In de bijlage bij deze brief is een voorlopig overzicht van het 10e EOF voor de ACS- landen exclusief de middelen voor de LGO opgenomen. Hiermee is de herziening van het verdrag van Cotonou afgerond en kunnen de wijzigingen van het verdrag van Cotonou (waaronder opname van clausules ten aanzien van de samenwerking op het terrein van terrorisme, massavernietigingswapens en een referte aan het Internationaal Strafhof) voor ratificatie aan de nationale parlementen worden voorgelegd.

Naast overeenstemming over het meerjarig financieel kader is tevens een akkoord bereikt over de allocatie van reserves uit het 9e EOF ter hoogte van E110 miljoen. Hiervan gaat E70 miljoen naar het nog op te richten EU-Afrika Partnerschap voor Infrastructuur, E20 miljoen naar ondersteuning in de WTO-onderhandelingen en E9 miljoen naar de financiering van een studie ten aanzien van noodzakelijke hervormingen van de suikersector.

De openbare discussie op de ACS-EG Raad stond in het teken van migratie en ontwikkeling. Nederland heeft in zijn interventie onder andere gewezen op de beleidsnotitie Ontwikkeling en Migratie van juli 2004 (TK 2003-2004, 29693, nr. 1) en het gezamenlijke bezoek van mij en Rita Verdonk, minister voor Vreemdelingenzaken en Integratie, aan Kenia in januari 2006. De ACS-landen wezen met name op de door hen aangenomen Brussels Declaration on Asylum, Migration and Mobility van 13 april 2006.

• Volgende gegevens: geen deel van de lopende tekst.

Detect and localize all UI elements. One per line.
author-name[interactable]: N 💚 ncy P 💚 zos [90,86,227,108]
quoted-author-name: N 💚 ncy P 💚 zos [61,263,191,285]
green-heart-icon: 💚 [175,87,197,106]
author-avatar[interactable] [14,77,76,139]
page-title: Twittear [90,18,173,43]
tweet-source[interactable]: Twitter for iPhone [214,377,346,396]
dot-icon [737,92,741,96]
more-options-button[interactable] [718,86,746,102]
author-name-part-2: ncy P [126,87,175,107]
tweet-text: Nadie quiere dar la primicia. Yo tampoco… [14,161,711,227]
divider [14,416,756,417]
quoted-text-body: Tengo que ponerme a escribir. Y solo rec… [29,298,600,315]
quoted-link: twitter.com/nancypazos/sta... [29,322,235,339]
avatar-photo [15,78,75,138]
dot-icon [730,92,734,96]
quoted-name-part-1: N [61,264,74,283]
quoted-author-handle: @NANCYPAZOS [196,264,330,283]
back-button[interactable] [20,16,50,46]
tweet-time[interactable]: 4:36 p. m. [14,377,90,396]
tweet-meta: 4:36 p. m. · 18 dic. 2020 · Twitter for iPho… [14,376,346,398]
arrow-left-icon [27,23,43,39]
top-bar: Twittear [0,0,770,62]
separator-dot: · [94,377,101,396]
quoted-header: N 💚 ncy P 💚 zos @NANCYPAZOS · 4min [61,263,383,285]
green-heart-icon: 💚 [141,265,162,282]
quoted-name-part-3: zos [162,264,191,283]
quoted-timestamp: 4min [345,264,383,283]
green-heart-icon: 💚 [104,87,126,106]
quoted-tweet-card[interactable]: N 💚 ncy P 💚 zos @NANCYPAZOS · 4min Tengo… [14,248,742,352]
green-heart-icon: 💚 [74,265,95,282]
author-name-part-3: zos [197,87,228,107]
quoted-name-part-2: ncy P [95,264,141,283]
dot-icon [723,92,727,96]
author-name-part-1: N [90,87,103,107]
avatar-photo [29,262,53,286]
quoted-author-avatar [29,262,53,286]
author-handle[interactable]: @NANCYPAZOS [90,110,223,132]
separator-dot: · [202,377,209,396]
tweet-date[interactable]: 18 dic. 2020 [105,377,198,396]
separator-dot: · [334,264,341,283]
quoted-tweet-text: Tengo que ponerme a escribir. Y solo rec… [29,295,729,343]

Tot slot nam de ACS-EG Raad een gemeenschappelijk document aan over klimaatverandering. Ook waren er verklaringen over de aardbeving op Java en de onrusten in Oost-Timor. De EU nam kennis van de verklaringen van de ACS-landen over suiker (mede in het kader van het Everything But Arms initiatief), EPA's, en bananen.